A ce propos, peux-tu nous en dire plus sur les évolutions prévues pour Studio Bleu ?
Tant que l'on a des clients, on ouvre des sites. Dans le domaine de la répétition, il y a trois marchés : la répétition à l'heure, c'est ce que l'on fait ici, qui va de une heure à 10 jours. Il y a aussi la répétition en résidence, c'est ce qu'on fait beaucoup à Pantin, avec des salles plus petites qui font 20m2 et que les groupes louent pour une durée allant de six mois à un an. On a déjà deux sites comme ça à Pantin, et on en aura très certainement un troisième dans les années qui viennent.

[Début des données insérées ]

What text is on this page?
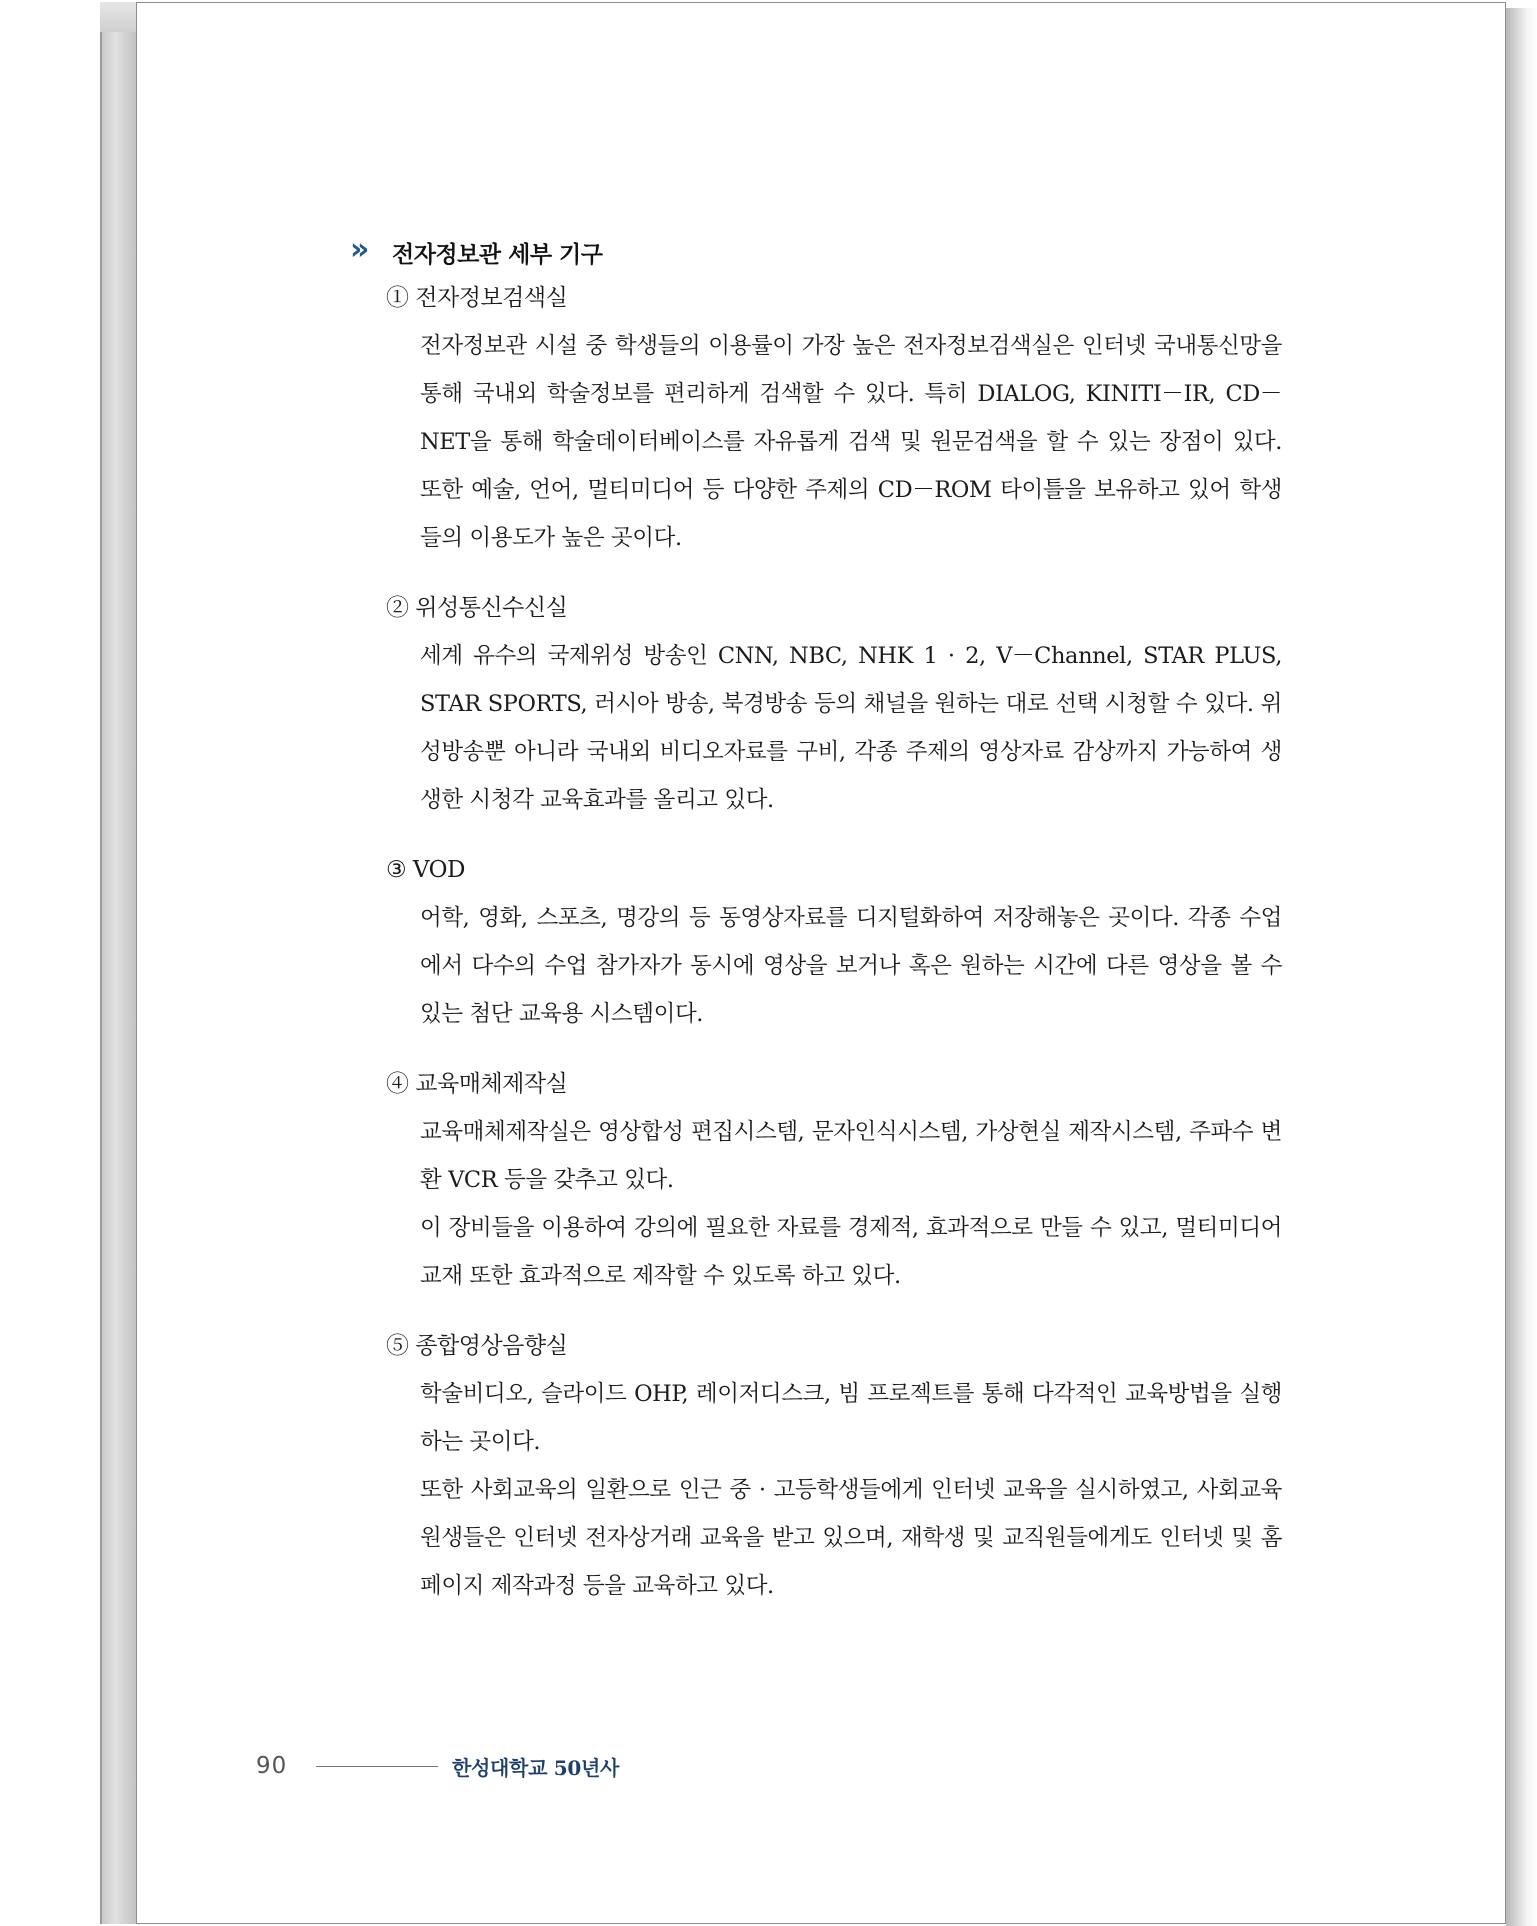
» 전자정보관 세부 기구
① 전자정보검색실

전자정보관 시설 중 학생들의 이용률이 가장 높은 전자정보검색실은 인터넷 국내통신망을 통해 국내외 학술정보를 편리하게 검색할 수 있다. 특히 DIALOG, KINITI－IR, CD－NET을 통해 학술데이터베이스를 자유롭게 검색 및 원문검색을 할 수 있는 장점이 있다. 또한 예술, 언어, 멀티미디어 등 다양한 주제의 CD－ROM 타이틀을 보유하고 있어 학생들의 이용도가 높은 곳이다.

② 위성통신수신실

세계 유수의 국제위성 방송인 CNN, NBC, NHK 1 · 2, V－Channel, STAR PLUS, STAR SPORTS, 러시아 방송, 북경방송 등의 채널을 원하는 대로 선택 시청할 수 있다. 위성방송뿐 아니라 국내외 비디오자료를 구비, 각종 주제의 영상자료 감상까지 가능하여 생생한 시청각 교육효과를 올리고 있다.

③ VOD

어학, 영화, 스포츠, 명강의 등 동영상자료를 디지털화하여 저장해놓은 곳이다. 각종 수업에서 다수의 수업 참가자가 동시에 영상을 보거나 혹은 원하는 시간에 다른 영상을 볼 수 있는 첨단 교육용 시스템이다.

④ 교육매체제작실

교육매체제작실은 영상합성 편집시스템, 문자인식시스템, 가상현실 제작시스템, 주파수 변환 VCR 등을 갖추고 있다.

이 장비들을 이용하여 강의에 필요한 자료를 경제적, 효과적으로 만들 수 있고, 멀티미디어 교재 또한 효과적으로 제작할 수 있도록 하고 있다.

⑤ 종합영상음향실

학술비디오, 슬라이드 OHP, 레이저디스크, 빔 프로젝트를 통해 다각적인 교육방법을 실행하는 곳이다.

또한 사회교육의 일환으로 인근 중 · 고등학생들에게 인터넷 교육을 실시하였고, 사회교육원생들은 인터넷 전자상거래 교육을 받고 있으며, 재학생 및 교직원들에게도 인터넷 및 홈페이지 제작과정 등을 교육하고 있다.

90	한성대학교 50년사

Il y a la danse où l'on a des salles dans le 9ème, le 10ème, le 20ème et à Pantin. C'est un secteur dynamique et porteur. On continuera donc à ouvrir des salles de danse. Et puis il y a la très grosse répétition, les salles de 150m2 et plus, pour les artistes confirmés qui viennent faire des répétitions avant de partir en tournée. Cette partie-là, on ne l'occupe pas encore, mais je pense qu'on l'occupera bientôt. En parallèle, on continue notre développement horizontal, en rajoutant des sites, en améliorant les anciens, en investissant sur le matériel, sur le design, sur tout ce qui fait qu'une répétition se passe bien.